Andererseits konnte er nichts dafür. Ich war es, die aus dem Haus ging, obwohl mir klar war, dass es nach hinten losgehen konnte. Leider war meine Situation noch beschissener, als so schon. Ich besaß ja nicht einmal Klamotten am Leibe und trotz alledem konnte ich nicht verschwinden. Es ging nicht. Auf der einen Seite war da die Freiheit, wenn das Glück auf meiner Seite stand, oder ich konnte das Leid von Aiden etwas mindern, indem ich dazwischenging, mit ihm versuchte irgendwie zu fliehen. Nur ich selbst hatte die Wahl.

Ich schluckte schwer. Mein Rachen trocknete erneut extrem aus, sodass es mir kaum möglich war ein Husten zu unterdrücken. Er war trocken wie die Wüste. Nun noch mehr wie zuvor. Egal. Wenn ich einfach gehe, wird mich mein schlechtes Gewissen einholen. Immer und immer wieder. Tompson lebte noch. Ich konnte es womöglich verhindern, dass ihm noch Schlimmeres widerfuhr. Eines Tages bereute ich es, falls ich ohne ihn abhaute. Ich dachte nicht weiter groß darüber nach, denn schon beim Überlegen war mir bewusst, für was ich mich entschied. Zwar musste ich von diesem Ort weg, aber ich konnte einen Freund nicht im Stich lassen und das war er für mich nach der ganzen Zeit geworden.

Mit unsicheren Schritten lief ich zu der Tür, woraus die Schreie drangen. Umso näher ich kam, umso leiser wurden sie aber plötzlich. Es lag jedoch nicht daran, dass die Trance mich immer mehr einholte, sondern dass Aiden bloß noch ein Stöhnen zustande brachte. Schließlich hörte ich Simon: »Was ist los, Tompson? Dass ich dich mal erwische hätte ich nicht gedacht. McCain wird es ankotzen, wenn er einen seiner besten Männer verliert und wenn ich mit dir fertig bin, dann ist seine kleine Freundin dran« und über meinen Körper fuhr unwillkürlich eine ekelerregende Gänsehaut. Ich wollte nicht wieder geschlagen werden und auch nicht noch mehr aushalten.

»Lass sie gehen.
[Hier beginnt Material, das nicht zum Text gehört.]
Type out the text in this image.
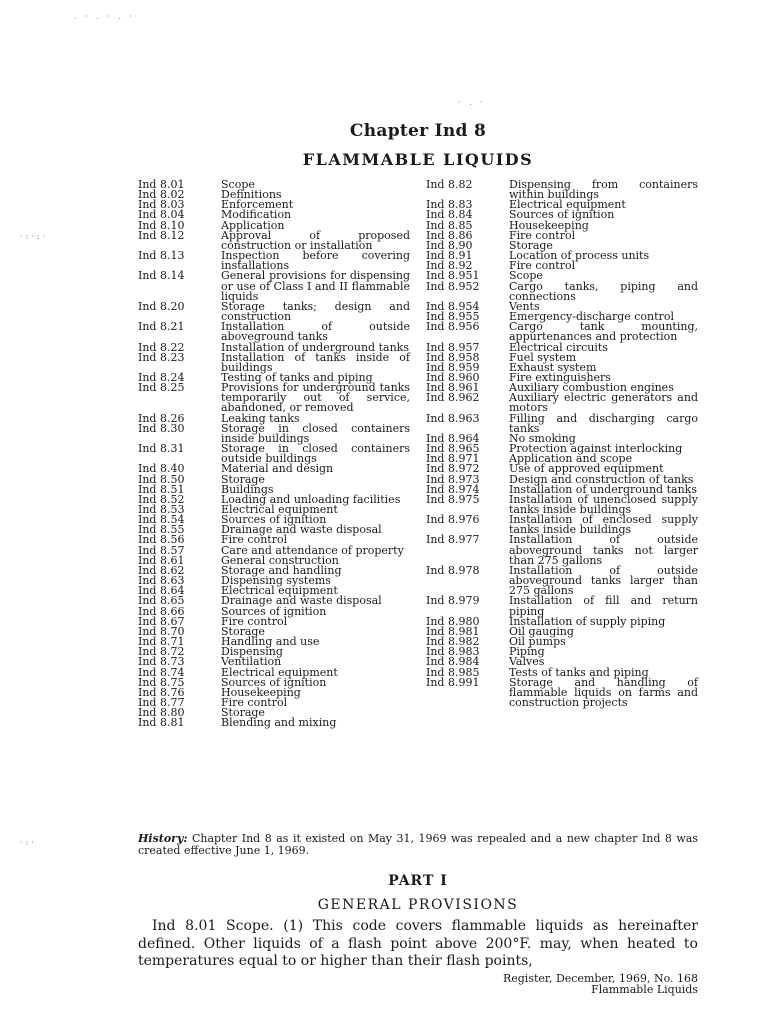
. · . · . ·
· . ·
·:·:·
·:·
Chapter Ind 8
FLAMMABLE LIQUIDS
Ind 8.01	Scope
Ind 8.02	Definitions
Ind 8.03	Enforcement
Ind 8.04	Modification
Ind 8.10	Application
Ind 8.12	Approval of proposed construction or installation
Ind 8.13	Inspection before covering installations
Ind 8.14	General provisions for dispensing or use of Class I and II flammable liquids
Ind 8.20	Storage tanks; design and construction
Ind 8.21	Installation of outside aboveground tanks
Ind 8.22	Installation of underground tanks
Ind 8.23	Installation of tanks inside of buildings
Ind 8.24	Testing of tanks and piping
Ind 8.25	Provisions for underground tanks temporarily out of service, abandoned, or removed
Ind 8.26	Leaking tanks
Ind 8.30	Storage in closed containers inside buildings
Ind 8.31	Storage in closed containers outside buildings
Ind 8.40	Material and design
Ind 8.50	Storage
Ind 8.51	Buildings
Ind 8.52	Loading and unloading facilities
Ind 8.53	Electrical equipment
Ind 8.54	Sources of ignition
Ind 8.55	Drainage and waste disposal
Ind 8.56	Fire control
Ind 8.57	Care and attendance of property
Ind 8.61	General construction
Ind 8.62	Storage and handling
Ind 8.63	Dispensing systems
Ind 8.64	Electrical equipment
Ind 8.65	Drainage and waste disposal
Ind 8.66	Sources of ignition
Ind 8.67	Fire control
Ind 8.70	Storage
Ind 8.71	Handling and use
Ind 8.72	Dispensing
Ind 8.73	Ventilation
Ind 8.74	Electrical equipment
Ind 8.75	Sources of ignition
Ind 8.76	Housekeeping
Ind 8.77	Fire control
Ind 8.80	Storage
Ind 8.81	Blending and mixing
Ind 8.82	Dispensing from containers within buildings
Ind 8.83	Electrical equipment
Ind 8.84	Sources of ignition
Ind 8.85	Housekeeping
Ind 8.86	Fire control
Ind 8.90	Storage
Ind 8.91	Location of process units
Ind 8.92	Fire control
Ind 8.951	Scope
Ind 8.952	Cargo tanks, piping and connections
Ind 8.954	Vents
Ind 8.955	Emergency-discharge control
Ind 8.956	Cargo tank mounting, appurtenances and protection
Ind 8.957	Electrical circuits
Ind 8.958	Fuel system
Ind 8.959	Exhaust system
Ind 8.960	Fire extinguishers
Ind 8.961	Auxiliary combustion engines
Ind 8.962	Auxiliary electric generators and motors
Ind 8.963	Filling and discharging cargo tanks
Ind 8.964	No smoking
Ind 8.965	Protection against interlocking
Ind 8.971	Application and scope
Ind 8.972	Use of approved equipment
Ind 8.973	Design and construction of tanks
Ind 8.974	Installation of underground tanks
Ind 8.975	Installation of unenclosed supply tanks inside buildings
Ind 8.976	Installation of enclosed supply tanks inside buildings
Ind 8.977	Installation of outside aboveground tanks not larger than 275 gallons
Ind 8.978	Installation of outside aboveground tanks larger than 275 gallons
Ind 8.979	Installation of fill and return piping
Ind 8.980	Installation of supply piping
Ind 8.981	Oil gauging
Ind 8.982	Oil pumps
Ind 8.983	Piping
Ind 8.984	Valves
Ind 8.985	Tests of tanks and piping
Ind 8.991	Storage and handling of flammable liquids on farms and construction projects
History: Chapter Ind 8 as it existed on May 31, 1969 was repealed and a new chapter Ind 8 was created effective June 1, 1969.
PART I
GENERAL PROVISIONS
Ind 8.01 Scope. (1) This code covers flammable liquids as hereinafter defined. Other liquids of a flash point above 200°F. may, when heated to temperatures equal to or higher than their flash points,
Register, December, 1969, No. 168
Flammable Liquids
Sie kann überhaupt nichts dafür«, versuchte Aiden mich schwach zu verteidigen, aber es war sinnlos. Das wusste ich. Martinez verschone mich niemals. Das bemerkte ich schon, als er mich mit diesem Schlagring übel zurichtete. Es war ein extremes Glück, dass ich überhaupt noch bei Bewusstsein war. Eigentlich ging ich in die Höhle des Löwen. Es war Selbstmord, aber Aiden war mir mittlerweile so wichtig geworden, dass ich ihn nicht im Stich lassen konnte und auch nicht wollte. »Auch wenn sie nichts dafür kann, wird Damian dafür bezahlen meine Schwester getötet zu haben. Und wenn ich seine Schwester nicht kriege, werde ich ihm halt sein kleines Spielzeug nehmen«, nahm ich noch von Simon wahr. »Das kannst du nicht machen!«, antwortete Aiden leise und stöhnte quälend auf. 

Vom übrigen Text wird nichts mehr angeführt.